A $99 holographic frame that turns any phone photo into a glasses-free 3D hologram — using Gaussian splatting under the hood. Looking Glass just made spatial media a living room thing.
The Story
Looking Glass Factory — the company that has been quietly building holographic displays since 2014 — just dropped something that could change how we think about photos forever. On March 11, 2026, they launched musubi on Kickstarter: a 7-inch holographic photo and video frame that costs $99 early-bird ($149 retail) and ships in June 2026.
Here is what makes it click: you take any regular 2D photo or video from your phone, drop it into a free desktop app (Mac/PC), and the software automatically converts it into a holographic file using AI-powered Gaussian splatting. Transfer via USB-C, and your flat vacation photo is now a floating 3D moment you can view from multiple angles — no glasses, no headset, no calibration.
Under the Hood: Hololuminescent Display + Gaussian Splatting
The magic here is the convergence of two technologies. First, the Hololuminescent Display (HLD) — Looking Glass’s patented tech that combines a standard 2D TFT-LCD screen with a fixed holographic volume layer. This creates the perception of depth and floating imagery for multiple viewers simultaneously. It is not volumetric 3D in the purest sense, but the effect is convincing enough that content appears to hover inside the frame.
Second, Gaussian splatting — the same technique that has been revolutionizing 3D scene reconstruction in research and production. The companion app uses AI to estimate depth from your 2D content, then generates a Gaussian splat representation that the HLD can render with proper parallax and shading as you move around it.
For 3D artists and Gaussian splatting practitioners, there is an extra treat: you can import your own .ply splat files directly. Looking Glass provides export templates for Unity, Unreal Engine, Blender, Premiere Pro, and After Effects. Your Gaussian splat captures can live on your desk as holographic display pieces.
Specs at a Glance
- Display: 7-inch portrait, 167 PPI (equivalent to 4K on a 27″ monitor)
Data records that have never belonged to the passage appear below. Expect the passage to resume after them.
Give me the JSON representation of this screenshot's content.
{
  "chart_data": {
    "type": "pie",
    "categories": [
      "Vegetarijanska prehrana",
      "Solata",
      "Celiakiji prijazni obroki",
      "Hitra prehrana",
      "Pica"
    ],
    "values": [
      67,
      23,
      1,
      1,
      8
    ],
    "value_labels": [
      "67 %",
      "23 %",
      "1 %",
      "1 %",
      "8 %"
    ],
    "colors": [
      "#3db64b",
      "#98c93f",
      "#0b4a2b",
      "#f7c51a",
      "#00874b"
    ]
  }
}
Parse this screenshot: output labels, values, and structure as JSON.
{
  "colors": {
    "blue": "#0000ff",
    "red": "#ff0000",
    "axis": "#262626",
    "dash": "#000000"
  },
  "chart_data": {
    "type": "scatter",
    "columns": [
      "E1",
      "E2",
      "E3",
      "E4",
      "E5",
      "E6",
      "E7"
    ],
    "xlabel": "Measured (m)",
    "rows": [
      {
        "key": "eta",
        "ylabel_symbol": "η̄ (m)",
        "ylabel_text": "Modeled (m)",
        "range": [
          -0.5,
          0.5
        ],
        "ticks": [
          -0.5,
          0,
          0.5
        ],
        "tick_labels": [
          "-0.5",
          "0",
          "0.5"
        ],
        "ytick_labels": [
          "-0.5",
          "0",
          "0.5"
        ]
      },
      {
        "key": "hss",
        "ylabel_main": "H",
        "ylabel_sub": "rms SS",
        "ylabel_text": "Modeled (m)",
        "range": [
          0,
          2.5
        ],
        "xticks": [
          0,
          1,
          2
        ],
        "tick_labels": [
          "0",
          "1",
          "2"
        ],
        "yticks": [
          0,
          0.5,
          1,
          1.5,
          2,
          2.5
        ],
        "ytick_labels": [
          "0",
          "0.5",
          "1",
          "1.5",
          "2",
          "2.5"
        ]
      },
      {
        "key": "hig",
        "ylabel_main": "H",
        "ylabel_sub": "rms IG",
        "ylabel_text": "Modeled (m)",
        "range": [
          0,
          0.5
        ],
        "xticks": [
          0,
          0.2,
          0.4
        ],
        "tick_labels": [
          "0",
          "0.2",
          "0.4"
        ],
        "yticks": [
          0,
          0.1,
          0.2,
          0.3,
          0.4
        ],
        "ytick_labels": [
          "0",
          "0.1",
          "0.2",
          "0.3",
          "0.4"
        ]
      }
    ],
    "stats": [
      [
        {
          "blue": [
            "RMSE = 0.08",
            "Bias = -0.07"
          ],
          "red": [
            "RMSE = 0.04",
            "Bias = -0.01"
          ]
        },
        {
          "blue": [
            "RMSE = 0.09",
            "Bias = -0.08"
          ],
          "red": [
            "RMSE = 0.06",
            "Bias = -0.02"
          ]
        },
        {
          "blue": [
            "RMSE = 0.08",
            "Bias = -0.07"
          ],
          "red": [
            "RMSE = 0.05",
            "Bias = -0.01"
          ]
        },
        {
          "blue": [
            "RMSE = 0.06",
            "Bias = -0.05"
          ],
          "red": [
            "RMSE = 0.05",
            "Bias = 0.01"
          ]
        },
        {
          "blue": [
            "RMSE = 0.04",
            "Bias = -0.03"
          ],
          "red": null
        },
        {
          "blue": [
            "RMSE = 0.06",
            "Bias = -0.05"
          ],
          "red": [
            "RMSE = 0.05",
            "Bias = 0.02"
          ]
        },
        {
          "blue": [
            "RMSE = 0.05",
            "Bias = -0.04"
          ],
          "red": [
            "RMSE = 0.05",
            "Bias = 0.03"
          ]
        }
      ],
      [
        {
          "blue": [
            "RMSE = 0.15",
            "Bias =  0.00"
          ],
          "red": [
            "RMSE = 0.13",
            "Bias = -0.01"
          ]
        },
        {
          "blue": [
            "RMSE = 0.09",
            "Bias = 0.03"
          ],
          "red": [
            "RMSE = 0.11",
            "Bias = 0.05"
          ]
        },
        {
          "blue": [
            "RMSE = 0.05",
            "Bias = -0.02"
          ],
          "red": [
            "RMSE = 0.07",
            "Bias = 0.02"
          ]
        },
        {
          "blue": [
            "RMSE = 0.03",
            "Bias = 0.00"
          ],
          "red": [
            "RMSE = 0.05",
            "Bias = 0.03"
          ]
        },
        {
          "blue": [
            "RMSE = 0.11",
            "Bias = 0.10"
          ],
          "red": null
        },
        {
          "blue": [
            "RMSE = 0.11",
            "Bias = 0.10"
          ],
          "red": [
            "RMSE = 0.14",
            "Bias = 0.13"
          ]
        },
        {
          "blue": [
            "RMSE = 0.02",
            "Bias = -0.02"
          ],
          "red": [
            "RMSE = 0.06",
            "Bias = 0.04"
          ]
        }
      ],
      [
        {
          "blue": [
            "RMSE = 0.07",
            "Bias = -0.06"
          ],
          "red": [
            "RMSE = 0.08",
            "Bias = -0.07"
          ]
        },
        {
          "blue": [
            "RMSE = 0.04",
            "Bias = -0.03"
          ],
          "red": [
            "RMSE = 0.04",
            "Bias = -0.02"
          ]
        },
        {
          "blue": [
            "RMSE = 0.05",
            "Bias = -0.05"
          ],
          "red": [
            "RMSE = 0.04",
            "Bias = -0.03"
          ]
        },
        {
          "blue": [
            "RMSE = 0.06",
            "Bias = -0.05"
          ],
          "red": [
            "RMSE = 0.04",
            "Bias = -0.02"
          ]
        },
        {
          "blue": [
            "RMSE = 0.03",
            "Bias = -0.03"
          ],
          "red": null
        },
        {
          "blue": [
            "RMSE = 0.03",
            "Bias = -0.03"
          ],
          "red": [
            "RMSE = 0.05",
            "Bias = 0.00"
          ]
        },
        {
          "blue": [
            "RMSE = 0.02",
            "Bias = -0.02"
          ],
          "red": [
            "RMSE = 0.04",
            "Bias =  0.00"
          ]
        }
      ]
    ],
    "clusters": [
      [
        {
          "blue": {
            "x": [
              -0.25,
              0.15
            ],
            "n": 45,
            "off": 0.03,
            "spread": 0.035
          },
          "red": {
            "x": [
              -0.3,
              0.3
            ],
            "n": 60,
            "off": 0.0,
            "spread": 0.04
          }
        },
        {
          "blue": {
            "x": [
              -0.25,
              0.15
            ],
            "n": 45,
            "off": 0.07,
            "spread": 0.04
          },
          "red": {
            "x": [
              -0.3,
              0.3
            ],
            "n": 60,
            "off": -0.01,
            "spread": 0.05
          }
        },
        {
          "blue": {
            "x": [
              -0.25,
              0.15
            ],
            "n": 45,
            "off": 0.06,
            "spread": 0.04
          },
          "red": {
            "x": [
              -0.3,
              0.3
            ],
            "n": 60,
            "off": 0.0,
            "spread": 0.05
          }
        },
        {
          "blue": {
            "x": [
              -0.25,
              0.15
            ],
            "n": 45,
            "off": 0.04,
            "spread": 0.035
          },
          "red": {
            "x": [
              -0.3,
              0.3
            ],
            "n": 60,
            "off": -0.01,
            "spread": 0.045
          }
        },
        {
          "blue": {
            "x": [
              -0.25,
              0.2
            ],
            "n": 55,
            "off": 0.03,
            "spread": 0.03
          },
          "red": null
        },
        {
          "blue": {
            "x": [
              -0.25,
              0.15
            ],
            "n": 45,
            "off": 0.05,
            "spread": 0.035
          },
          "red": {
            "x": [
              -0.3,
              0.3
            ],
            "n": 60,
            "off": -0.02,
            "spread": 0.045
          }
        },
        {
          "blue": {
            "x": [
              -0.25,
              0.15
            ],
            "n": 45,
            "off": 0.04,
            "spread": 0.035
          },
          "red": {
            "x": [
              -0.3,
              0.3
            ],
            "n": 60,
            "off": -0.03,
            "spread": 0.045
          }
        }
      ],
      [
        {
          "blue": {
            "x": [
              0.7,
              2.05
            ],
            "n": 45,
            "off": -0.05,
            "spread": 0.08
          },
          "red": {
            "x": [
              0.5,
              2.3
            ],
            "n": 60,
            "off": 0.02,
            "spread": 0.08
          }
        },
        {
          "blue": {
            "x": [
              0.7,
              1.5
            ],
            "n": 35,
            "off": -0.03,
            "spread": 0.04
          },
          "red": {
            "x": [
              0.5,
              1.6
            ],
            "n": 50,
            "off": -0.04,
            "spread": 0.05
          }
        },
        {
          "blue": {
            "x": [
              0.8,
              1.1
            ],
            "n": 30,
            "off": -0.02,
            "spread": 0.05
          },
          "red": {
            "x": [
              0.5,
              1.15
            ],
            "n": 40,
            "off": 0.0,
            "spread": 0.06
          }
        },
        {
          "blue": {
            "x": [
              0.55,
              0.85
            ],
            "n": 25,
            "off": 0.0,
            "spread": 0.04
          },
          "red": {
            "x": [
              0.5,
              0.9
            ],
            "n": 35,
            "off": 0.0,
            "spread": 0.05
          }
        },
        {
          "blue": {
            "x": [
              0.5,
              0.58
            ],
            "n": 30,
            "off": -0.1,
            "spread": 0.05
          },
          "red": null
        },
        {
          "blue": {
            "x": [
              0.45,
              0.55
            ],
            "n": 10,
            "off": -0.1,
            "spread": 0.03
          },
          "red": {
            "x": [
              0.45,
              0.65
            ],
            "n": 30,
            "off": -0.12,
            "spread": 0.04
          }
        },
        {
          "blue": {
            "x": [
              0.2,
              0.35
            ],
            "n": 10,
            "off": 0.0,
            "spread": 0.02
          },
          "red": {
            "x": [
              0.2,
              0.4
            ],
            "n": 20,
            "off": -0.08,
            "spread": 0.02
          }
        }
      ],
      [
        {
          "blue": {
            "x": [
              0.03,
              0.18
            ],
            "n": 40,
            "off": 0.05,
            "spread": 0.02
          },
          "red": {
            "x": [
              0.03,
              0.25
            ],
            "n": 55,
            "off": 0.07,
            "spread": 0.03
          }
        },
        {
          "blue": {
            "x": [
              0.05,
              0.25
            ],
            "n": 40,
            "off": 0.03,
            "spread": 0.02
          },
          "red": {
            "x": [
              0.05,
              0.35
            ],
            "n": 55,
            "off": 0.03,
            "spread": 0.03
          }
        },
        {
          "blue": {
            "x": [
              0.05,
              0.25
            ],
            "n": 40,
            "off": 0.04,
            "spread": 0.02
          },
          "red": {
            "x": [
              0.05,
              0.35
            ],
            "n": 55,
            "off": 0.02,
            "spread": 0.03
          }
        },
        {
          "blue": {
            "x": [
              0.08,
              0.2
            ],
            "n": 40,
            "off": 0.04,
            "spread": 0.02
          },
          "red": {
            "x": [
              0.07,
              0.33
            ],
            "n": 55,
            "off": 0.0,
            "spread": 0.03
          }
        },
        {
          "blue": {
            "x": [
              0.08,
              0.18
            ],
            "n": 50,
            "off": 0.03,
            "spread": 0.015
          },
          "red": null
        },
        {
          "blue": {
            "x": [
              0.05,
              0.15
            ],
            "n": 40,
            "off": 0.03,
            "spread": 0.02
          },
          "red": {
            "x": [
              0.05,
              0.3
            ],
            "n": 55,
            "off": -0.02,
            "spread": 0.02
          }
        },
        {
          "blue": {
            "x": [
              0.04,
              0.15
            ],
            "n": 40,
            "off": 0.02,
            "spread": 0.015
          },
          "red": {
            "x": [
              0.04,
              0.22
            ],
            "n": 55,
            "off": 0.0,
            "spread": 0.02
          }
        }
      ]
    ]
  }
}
- Storage: 8GB onboard — up to 1,000 holograms
- Video: Clips up to 30 seconds with built-in speaker
- Battery: 3 hours portable, or always-on via wall adapter
- Transfer: USB-C (no Wi-Fi required, no cloud, no subscription)
- Housing: Clear acrylic frame
- Processing: All conversion happens locally — your photos never leave your computer
- Price: $99 early-bird / $149 retail
- Shipping: June 2026 worldwide
Why You Should Care
We have been watching Gaussian splatting tear through the research world — from massive scene reconstruction to real-time rendering pipelines. But most of that stays trapped on screens or inside VR headsets. The musubi is the first product that takes this technology and puts it into a consumer form factor that your parents could use.
This matters because it creates a real consumer market for spatial media. When there is an affordable display that can show Gaussian splats in your living room, suddenly all those 3D captures you have been making have a home. It is also a signal: holographic displays are no longer $3,000 dev kits for studios. They are photo frames you give as gifts.
Try It / Back It
- Kickstarter campaign: Back musubi on Kickstarter
- Looking Glass Factory: lookingglassfactory.com
- Official blog post: Product announcement
- Developer tools: Export templates for Unity, Unreal, Blender, Premiere Pro, After Effects
IK3D Lab Take
This is the kind of product that makes you realize Gaussian splatting is not just a research flex — it is becoming infrastructure. At $99, the musubi is an impulse buy that could introduce millions of people to spatial media without them ever hearing the word “splat.” The fact that you can import raw .ply files directly makes it genuinely useful for 3D artists who want to showcase their work beyond a screen. The catch? It is Kickstarter, and Looking Glass has had a bumpy history with consumer products. But if they deliver, this could be the gateway drug to holographic displays going mainstream.